When Shoko Asahara founded Aum Shinrikyo in 1987, he synthesized an amalgam of Buddhist and Hindu theology around the practice of yoga. Devotion to his teachings, he claimed in his writings, could lead adherents not only to a state of enlightenment but also to superhuman feats like levitation.
With the passage of time his vision grew darker. He spoke ever more frequently about an imminent apocalypse. In his book Disaster Approaches the Land of the Rising Sun, published this year, Armageddon arrives in a gas cloud from the U.S., which is said to be ruled by Freemasons (elsewhere he has added those other stock villains, the Jews). The world's end, placed variously in the years 1997, 1999 and 2000, would leave behind enlightened followers of Aum and 10% of everyone else.
The increasing grandiosity of Asahara's doctrine, as well as its increasing paranoia, may have been prompted by the changing fortunes of his temporal empire. Recruiting heavily at universities and attracting a wealthy and educated membership, the cult had a meteoric rise. It became rich, bankrolling chains of discount stores, coffee shops and a personal-computer assembly factory. Aum was wealthy enough to survive an estimated $1 million loss on a foolhardy hunt for Australian gold in 1993.

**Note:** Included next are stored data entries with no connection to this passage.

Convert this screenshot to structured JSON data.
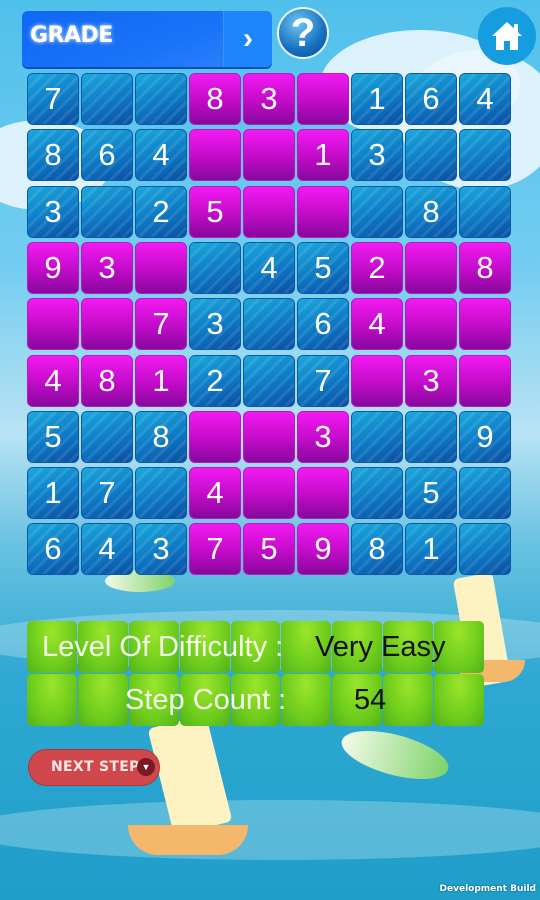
{
  "header": {
    "grade_label": "GRADE",
    "grade_next_icon": "chevron-right-icon",
    "help_icon": "question-mark-icon",
    "home_icon": "home-icon"
  },
  "board": {
    "colors": {
      "blue": "#0c74c2",
      "magenta": "#c10bc8"
    },
    "rows": [
      [
        "7",
        "",
        "",
        "8",
        "3",
        "",
        "1",
        "6",
        "4"
      ],
      [
        "8",
        "6",
        "4",
        "",
        "",
        "1",
        "3",
        "",
        ""
      ],
      [
        "3",
        "",
        "2",
        "5",
        "",
        "",
        "",
        "8",
        ""
      ],
      [
        "9",
        "3",
        "",
        "",
        "4",
        "5",
        "2",
        "",
        "8"
      ],
      [
        "",
        "",
        "7",
        "3",
        "",
        "6",
        "4",
        "",
        ""
      ],
      [
        "4",
        "8",
        "1",
        "2",
        "",
        "7",
        "",
        "3",
        ""
      ],
      [
        "5",
        "",
        "8",
        "",
        "",
        "3",
        "",
        "",
        "9"
      ],
      [
        "1",
        "7",
        "",
        "4",
        "",
        "",
        "",
        "5",
        ""
      ],
      [
        "6",
        "4",
        "3",
        "7",
        "5",
        "9",
        "8",
        "1",
        ""
      ]
    ]
  },
  "info": {
    "difficulty_label": "Level Of Difficulty :",
    "difficulty_value": "Very Easy",
    "step_label": "Step Count :",
    "step_value": "54"
  },
  "next_step": {
    "label": "NEXT STEP",
    "icon": "caret-down-icon"
  },
  "footer": {
    "dev_build": "Development Build"
  }
}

By 1994 Aum boasted 36 Japanese branches with 10,000 members and a raft of international offices. Some, like the one in midtown Manhattan, offer little more than cheap videotapes of the master's lectures to fewer than 100 members. But in Russia, another country experiencing a spiritual land rush, the cult has been successful: it has six offices and somewhere between 10,000 and 40,000 adherents. It broadcast (until this week) an hourlong program on a popular Russian radio station.

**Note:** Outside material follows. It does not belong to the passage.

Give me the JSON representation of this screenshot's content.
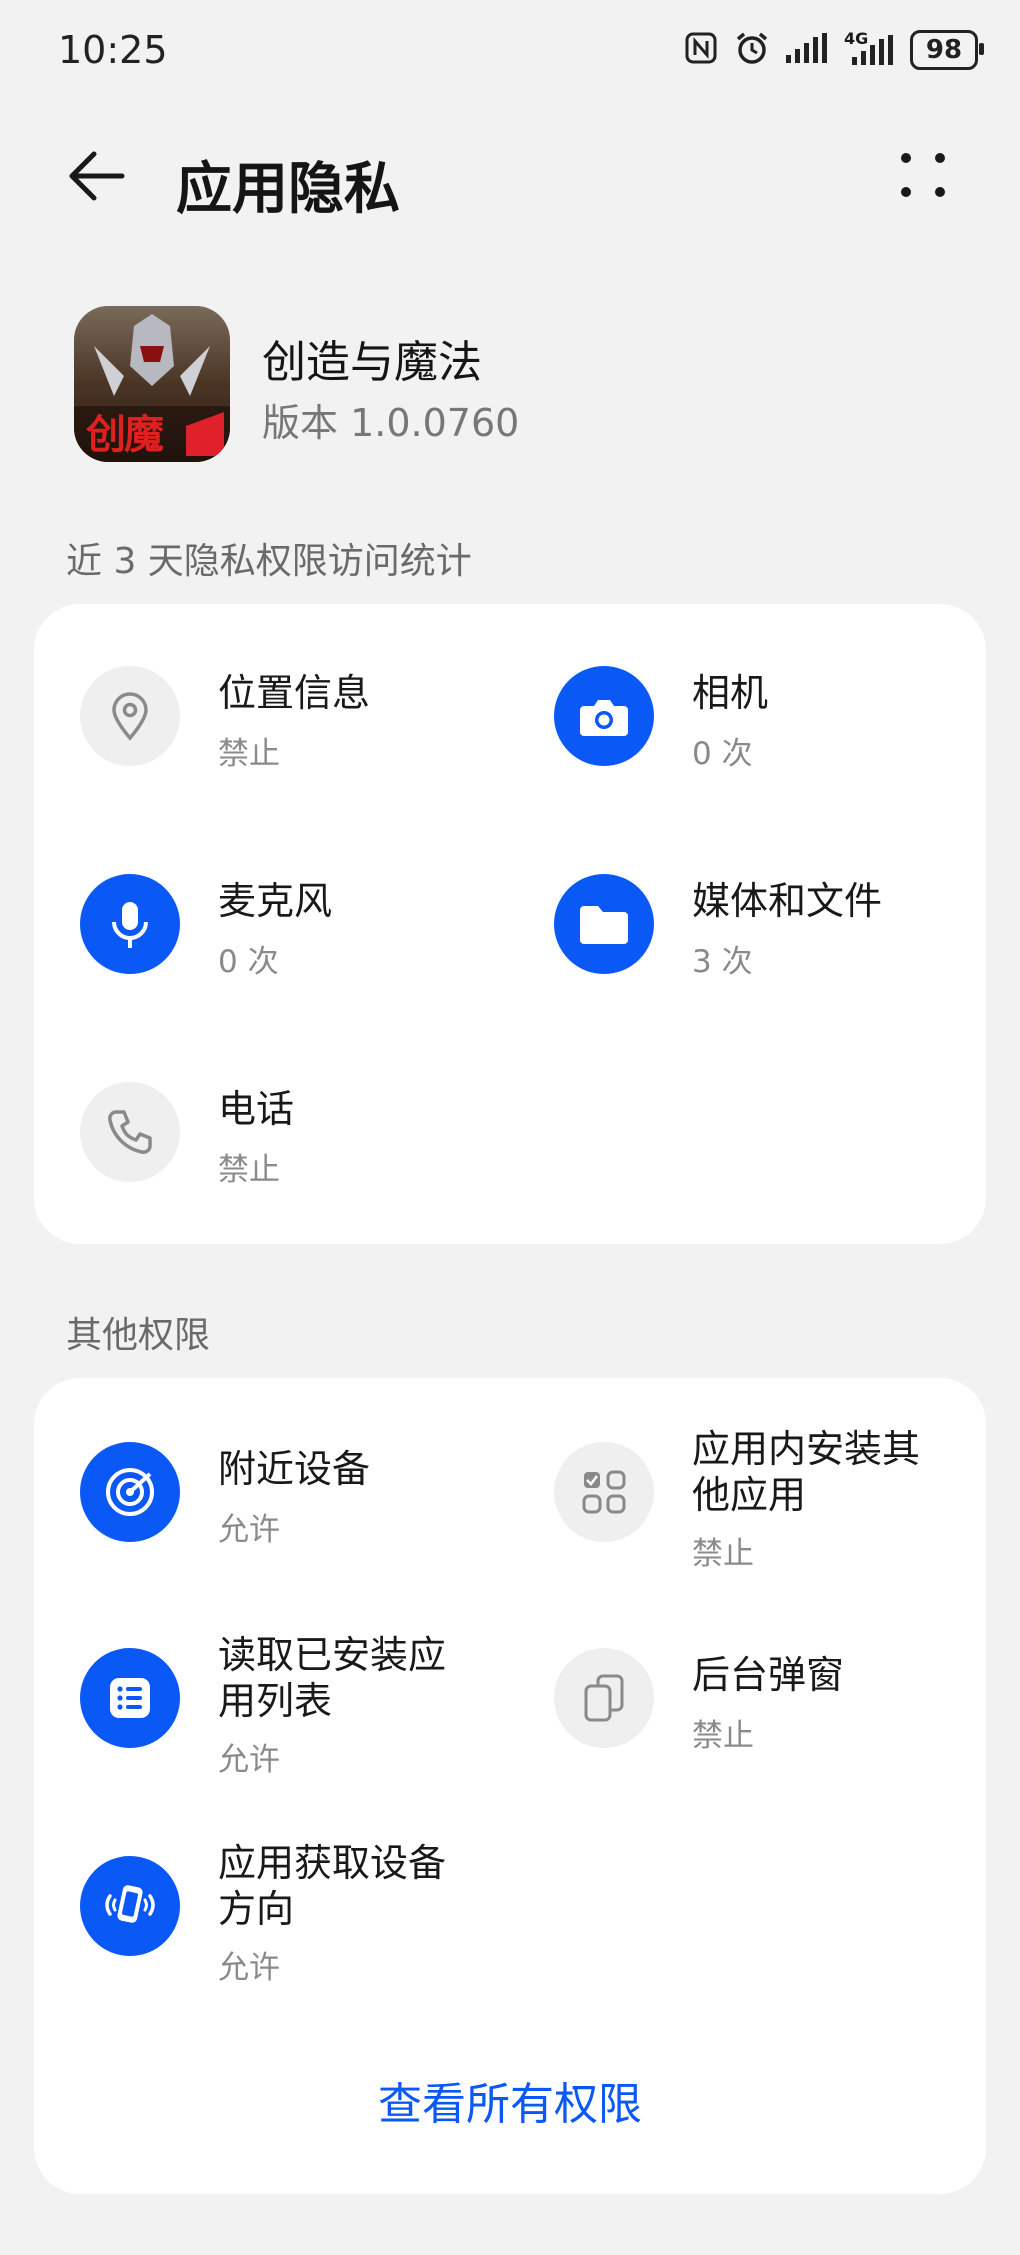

But all the time, there were intimations of trouble. The downside of recruiting the best and the brightest was that their relatives were articulate about losing them to the cult. Almost from the beginning, there were complaints that Asahara engaged in psychological manipulation, brainwashing and even coercion. Former group members describe fairly standard indoctrination practices like banning sex and limiting reading matter to Asahara's books, as well as real rigors: self-starvation, immersion in hot or cold water and drug ingestion, some of it involuntary. Acolytes wearing helmets equipped with electrodes, supposedly to increase their alpha waves, were sighted during the Kamikuishiki raid.